ZFS -- slow reads due to pool-level decompression. zfs has it's own utilities, iirc it's something like `zpool iostat` to see raw disk vs filesystem IO.
RAID -- with heterogenous disks in something like RAID 6, you get minimum disk speed. This shows up when doing fio benchmarking (the first thing I do after setting up a new filesystem/mounts). It could be that better sw has ameliorated this since (last checked something like 5ish years ago).
That's the hope!
> Saw it's written in Zig, how's that been for this kind of systems tooling?
Zig has been pretty fine. It could have just as well been done in C/C++ but as a hobby thing I value (a) fast compilation (rules out building stuff in C++ without jumping through hoops like avoiding STL altogether) and (b) slightly less foot guns than C.
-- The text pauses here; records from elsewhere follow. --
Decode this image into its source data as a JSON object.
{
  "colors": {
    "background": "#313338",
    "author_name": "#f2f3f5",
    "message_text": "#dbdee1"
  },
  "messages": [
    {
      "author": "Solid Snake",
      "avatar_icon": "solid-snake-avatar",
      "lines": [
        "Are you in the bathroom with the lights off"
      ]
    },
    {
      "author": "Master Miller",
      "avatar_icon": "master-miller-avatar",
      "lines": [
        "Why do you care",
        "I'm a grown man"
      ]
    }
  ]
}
The source code itself is largely written with LLM's (alternating between a couple models/providers) and has a bit of cruft as a result. I've had to intervene on occasion/babysit small diffs to maintain some structural coherence; I think this pretty par for the course. But I think having inline unit tests and instant compilation helps the models a lot. The line noise from `defer file.close();` or whatever seems pretty minor.
Zig has pretty easy build/distribution since the resulting executable has a dependency on just libc. I haven't really looked into packaging yet but imagine it will be pretty straightforward.
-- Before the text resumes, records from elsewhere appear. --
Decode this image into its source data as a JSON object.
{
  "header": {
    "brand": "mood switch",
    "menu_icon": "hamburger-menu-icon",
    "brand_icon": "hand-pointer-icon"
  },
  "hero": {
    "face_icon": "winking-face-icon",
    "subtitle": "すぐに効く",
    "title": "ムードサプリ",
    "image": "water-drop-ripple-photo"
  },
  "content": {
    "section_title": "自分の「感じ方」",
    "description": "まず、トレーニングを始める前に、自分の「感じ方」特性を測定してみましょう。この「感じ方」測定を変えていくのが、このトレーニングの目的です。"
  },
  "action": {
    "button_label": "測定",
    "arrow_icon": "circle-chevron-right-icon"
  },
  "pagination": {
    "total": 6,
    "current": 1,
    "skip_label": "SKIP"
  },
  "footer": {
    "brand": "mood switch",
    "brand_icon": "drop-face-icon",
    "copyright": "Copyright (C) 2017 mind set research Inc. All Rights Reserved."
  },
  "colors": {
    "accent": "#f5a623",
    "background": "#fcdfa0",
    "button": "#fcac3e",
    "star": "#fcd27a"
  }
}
My one gripe would be that the stdlib behavior is a bit rough around the edges. I ran into an issue where a dir was open(2)'d with `O_PATH` by default, which then makes basically all operations on it fail with `EBADF`. And the zig stdlib convention is to panic on `EBADF`. Which took a bit or reading zulip+ziggit to understand is a deliberate-ish convention.
All this to say, it's pretty reasonable and the language mostly gets out of the way, and let me make direct libc/syscalls where I want.